Inflation Rises Closer to 3% on Consecutive Months of Gains – Technologist
Just when it appeared the Federal Reserve tamped down runaway inflation, the rate crept in the wrong direction.
November inflation came in at 2.7% today, 0.1% higher than October and 0.3% higher than September. All eyes will be on the December number to see if we creep even closer to 3%.
The Fed’s long-term stated goal is to maintain inflation at a level of 2.0% year-over-year. Inflation and interest rates affect everything from grocery bills to mortgage rates.
Inflation reached a 40-year high of 9.1% in June 2022. A series of aggressive interest rate hikes by the Federal Reserve helped slice that figure down to 2.4% in September.

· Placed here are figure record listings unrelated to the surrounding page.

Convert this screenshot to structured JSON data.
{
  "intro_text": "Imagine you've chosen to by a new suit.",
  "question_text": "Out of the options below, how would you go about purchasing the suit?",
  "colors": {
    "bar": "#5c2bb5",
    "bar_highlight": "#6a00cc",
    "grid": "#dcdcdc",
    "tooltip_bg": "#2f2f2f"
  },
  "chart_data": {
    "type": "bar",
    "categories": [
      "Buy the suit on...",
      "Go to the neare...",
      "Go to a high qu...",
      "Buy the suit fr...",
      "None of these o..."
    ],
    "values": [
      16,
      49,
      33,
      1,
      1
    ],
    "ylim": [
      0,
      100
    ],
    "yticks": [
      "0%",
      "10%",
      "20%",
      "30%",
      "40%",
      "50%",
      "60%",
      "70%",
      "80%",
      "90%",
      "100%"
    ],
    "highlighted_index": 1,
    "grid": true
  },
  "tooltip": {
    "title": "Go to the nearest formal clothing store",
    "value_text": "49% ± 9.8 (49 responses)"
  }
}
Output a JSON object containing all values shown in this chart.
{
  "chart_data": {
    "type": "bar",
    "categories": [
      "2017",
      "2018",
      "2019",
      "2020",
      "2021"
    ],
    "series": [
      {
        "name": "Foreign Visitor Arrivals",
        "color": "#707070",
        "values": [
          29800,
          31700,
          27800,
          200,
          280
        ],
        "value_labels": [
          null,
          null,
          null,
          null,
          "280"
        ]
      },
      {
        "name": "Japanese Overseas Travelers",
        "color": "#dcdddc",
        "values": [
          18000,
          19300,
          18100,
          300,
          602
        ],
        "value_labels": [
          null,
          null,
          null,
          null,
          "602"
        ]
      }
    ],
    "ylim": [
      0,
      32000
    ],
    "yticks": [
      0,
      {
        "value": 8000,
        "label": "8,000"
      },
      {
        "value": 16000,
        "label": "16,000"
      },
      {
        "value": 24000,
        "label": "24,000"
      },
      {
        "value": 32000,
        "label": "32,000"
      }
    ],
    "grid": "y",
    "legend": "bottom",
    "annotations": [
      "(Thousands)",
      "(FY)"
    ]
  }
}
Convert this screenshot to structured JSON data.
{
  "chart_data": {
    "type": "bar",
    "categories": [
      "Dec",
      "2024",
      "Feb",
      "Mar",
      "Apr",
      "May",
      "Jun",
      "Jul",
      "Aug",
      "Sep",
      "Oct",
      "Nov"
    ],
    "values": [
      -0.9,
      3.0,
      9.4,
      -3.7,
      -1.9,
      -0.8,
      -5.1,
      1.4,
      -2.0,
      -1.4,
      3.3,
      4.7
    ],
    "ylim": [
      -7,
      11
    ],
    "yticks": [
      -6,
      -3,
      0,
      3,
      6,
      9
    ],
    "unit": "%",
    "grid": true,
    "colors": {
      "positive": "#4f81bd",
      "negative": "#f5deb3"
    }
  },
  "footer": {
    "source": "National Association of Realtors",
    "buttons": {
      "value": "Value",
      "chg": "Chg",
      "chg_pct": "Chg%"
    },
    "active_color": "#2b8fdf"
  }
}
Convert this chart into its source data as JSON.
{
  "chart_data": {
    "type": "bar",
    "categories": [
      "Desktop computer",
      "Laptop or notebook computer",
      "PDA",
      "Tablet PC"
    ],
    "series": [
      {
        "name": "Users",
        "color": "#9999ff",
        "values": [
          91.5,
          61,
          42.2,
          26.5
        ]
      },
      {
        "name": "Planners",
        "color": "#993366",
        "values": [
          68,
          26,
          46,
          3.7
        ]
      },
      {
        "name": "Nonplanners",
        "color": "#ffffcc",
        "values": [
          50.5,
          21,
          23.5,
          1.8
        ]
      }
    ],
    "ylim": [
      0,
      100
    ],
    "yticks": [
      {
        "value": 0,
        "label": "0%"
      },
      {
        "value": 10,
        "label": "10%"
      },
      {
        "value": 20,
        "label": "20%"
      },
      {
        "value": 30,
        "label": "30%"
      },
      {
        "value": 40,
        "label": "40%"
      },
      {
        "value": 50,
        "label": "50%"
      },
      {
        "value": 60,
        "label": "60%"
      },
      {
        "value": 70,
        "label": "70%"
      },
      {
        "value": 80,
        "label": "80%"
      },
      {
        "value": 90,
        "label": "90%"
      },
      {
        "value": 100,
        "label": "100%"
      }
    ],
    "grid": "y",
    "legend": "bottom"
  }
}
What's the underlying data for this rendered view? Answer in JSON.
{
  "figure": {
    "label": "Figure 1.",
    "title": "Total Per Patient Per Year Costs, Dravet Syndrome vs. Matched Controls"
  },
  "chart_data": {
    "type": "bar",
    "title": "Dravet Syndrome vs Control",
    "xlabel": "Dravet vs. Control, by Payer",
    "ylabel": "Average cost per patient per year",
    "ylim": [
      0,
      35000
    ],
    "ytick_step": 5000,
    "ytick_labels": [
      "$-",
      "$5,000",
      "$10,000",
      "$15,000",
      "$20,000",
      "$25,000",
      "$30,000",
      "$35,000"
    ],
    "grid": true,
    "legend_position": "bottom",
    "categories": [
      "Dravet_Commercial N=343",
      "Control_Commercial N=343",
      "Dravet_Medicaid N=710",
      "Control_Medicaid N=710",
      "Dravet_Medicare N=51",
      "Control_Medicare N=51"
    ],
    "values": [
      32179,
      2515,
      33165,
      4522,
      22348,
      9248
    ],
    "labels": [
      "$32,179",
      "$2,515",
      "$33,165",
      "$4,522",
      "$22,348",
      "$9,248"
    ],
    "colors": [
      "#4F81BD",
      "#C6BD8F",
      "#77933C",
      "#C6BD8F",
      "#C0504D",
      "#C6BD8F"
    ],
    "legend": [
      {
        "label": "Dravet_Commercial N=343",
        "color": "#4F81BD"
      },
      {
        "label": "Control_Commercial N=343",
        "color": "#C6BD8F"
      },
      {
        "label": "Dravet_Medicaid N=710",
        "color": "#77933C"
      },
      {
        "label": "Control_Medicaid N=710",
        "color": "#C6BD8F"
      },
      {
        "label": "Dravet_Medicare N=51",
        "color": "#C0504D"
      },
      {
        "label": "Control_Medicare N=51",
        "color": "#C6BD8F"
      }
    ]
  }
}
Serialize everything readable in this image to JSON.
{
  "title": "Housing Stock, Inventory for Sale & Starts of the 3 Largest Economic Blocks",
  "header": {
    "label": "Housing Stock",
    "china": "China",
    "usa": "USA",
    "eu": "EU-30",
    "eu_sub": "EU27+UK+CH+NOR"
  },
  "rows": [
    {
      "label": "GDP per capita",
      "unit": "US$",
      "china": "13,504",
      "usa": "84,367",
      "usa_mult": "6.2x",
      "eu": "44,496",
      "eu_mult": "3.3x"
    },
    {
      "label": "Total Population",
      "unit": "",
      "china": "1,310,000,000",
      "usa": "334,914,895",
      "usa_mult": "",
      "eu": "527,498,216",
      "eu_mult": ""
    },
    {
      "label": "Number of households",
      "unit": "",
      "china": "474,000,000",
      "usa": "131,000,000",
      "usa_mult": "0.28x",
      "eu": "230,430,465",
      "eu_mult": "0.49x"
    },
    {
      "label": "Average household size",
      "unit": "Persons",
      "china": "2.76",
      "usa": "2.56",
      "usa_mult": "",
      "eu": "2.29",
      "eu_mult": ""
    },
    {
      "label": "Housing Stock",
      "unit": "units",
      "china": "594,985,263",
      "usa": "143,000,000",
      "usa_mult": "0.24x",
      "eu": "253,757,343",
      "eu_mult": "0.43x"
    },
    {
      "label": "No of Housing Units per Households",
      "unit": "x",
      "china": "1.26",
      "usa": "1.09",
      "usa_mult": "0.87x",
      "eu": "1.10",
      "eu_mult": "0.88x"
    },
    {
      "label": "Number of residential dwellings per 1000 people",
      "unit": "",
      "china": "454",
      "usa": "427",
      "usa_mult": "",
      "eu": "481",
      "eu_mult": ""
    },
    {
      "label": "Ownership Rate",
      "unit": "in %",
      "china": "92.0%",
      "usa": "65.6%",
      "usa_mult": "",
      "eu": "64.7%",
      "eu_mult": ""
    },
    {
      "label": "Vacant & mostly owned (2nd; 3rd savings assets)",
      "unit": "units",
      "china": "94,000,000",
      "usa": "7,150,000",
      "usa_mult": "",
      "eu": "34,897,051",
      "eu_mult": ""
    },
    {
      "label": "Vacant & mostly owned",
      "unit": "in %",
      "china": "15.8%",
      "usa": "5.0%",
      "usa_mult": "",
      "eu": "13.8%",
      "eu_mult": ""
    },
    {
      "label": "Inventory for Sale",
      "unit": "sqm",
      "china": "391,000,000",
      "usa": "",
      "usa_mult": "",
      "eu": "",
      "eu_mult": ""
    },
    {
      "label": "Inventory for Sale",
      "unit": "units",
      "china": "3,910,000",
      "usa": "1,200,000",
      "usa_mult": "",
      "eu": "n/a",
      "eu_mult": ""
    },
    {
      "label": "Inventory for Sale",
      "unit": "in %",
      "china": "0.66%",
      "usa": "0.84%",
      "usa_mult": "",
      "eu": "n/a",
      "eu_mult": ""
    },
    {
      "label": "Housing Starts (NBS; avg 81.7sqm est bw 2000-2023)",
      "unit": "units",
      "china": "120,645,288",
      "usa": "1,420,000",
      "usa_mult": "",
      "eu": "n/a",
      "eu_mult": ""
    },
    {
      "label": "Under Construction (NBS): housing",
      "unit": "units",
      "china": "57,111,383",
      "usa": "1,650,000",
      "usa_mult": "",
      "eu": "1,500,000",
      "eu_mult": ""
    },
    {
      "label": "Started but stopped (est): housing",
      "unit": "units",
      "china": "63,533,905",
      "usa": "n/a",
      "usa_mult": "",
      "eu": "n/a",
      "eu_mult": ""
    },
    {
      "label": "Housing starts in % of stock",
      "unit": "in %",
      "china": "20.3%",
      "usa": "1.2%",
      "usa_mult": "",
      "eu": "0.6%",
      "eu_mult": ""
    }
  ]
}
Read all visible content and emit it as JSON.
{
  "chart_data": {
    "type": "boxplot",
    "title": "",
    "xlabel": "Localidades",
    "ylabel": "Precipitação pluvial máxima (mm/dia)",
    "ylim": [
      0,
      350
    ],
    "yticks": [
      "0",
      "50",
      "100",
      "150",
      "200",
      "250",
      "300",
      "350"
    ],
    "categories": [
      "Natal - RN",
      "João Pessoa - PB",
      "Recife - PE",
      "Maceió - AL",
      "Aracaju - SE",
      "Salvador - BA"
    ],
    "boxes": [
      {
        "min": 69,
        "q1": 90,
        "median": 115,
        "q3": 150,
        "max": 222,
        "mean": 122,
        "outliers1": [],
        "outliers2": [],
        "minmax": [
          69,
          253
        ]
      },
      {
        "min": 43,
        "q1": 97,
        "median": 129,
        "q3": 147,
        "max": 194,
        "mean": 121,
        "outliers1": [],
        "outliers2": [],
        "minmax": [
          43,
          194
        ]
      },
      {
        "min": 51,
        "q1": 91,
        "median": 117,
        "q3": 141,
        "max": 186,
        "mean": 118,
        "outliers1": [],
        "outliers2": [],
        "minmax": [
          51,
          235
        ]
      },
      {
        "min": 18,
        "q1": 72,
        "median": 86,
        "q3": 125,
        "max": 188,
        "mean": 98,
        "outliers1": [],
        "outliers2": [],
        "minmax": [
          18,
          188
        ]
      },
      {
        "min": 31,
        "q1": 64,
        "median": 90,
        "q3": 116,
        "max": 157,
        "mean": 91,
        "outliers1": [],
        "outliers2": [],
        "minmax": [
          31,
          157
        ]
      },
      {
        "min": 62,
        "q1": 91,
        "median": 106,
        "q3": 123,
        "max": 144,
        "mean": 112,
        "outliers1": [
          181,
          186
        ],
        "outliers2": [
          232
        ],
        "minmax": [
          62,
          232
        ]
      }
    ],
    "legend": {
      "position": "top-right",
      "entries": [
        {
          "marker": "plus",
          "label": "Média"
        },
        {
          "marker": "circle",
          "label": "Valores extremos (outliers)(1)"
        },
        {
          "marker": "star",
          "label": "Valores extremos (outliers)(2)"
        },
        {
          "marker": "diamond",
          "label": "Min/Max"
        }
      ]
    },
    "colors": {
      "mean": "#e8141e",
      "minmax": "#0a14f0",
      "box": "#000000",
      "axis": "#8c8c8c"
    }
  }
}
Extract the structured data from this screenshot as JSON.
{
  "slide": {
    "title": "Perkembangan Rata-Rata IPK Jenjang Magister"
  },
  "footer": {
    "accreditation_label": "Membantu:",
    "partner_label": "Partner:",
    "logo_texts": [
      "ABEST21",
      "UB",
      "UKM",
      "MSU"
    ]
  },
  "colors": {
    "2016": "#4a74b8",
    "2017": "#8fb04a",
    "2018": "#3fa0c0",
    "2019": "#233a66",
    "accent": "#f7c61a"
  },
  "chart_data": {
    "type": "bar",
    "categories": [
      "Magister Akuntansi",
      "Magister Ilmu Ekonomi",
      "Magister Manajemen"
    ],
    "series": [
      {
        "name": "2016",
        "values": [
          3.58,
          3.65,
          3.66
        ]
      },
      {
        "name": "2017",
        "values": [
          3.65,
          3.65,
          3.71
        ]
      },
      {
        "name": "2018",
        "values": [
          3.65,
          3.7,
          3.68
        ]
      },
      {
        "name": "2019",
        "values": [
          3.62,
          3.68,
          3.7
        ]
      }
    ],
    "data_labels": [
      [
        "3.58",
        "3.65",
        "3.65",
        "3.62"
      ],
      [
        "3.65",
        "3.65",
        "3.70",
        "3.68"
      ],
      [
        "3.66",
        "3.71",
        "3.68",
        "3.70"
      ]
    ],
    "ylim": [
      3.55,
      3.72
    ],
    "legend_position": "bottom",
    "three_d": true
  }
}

The Fed made a half-point cut to interest rates in September and another quarter-point cut in November. The Consumer Price Index (CPI), the United States government’s trusted measure of inflation, rose from 2.4% to 2.7% during that time. (Core inflation, which excludes the volatile food and energy sectors, rose 3.3% year-over-year in November.)
The market widely expects another quarter-point interest rate cut this week. But the Fed’s dual mandate includes protecting the job market and moderating prices. As long as inflation proves stubborn, optimistic predictions about interest rates improving on credit card debt, mortgages and auto loans look less likely.
The Fed has taken a more cautious, wait-and-see tone in its recent public comments. Economic and policy uncertainty lingers with a presidential change in January. Some economists have predicted that potential tariffs could exacerbate the stubborn inflation problem.
Inflation will be a key issue in the first half of 2025 with the presidential transition opening the door for changing policies. That creates some uncertainty with the CPI number proving stubborn.
If you’re watching interest rates closely due to a potential home or auto purchase, or any other type of loan, it’s important to avoid projections that may be overly optimistic. The rates may not decline as far as some anticipated in the intermediate-term future.
Also, it’s always critical to pay off high-interest credit card debt. But the potential for higher rates for longer could exacerbate an already-growing problem in America.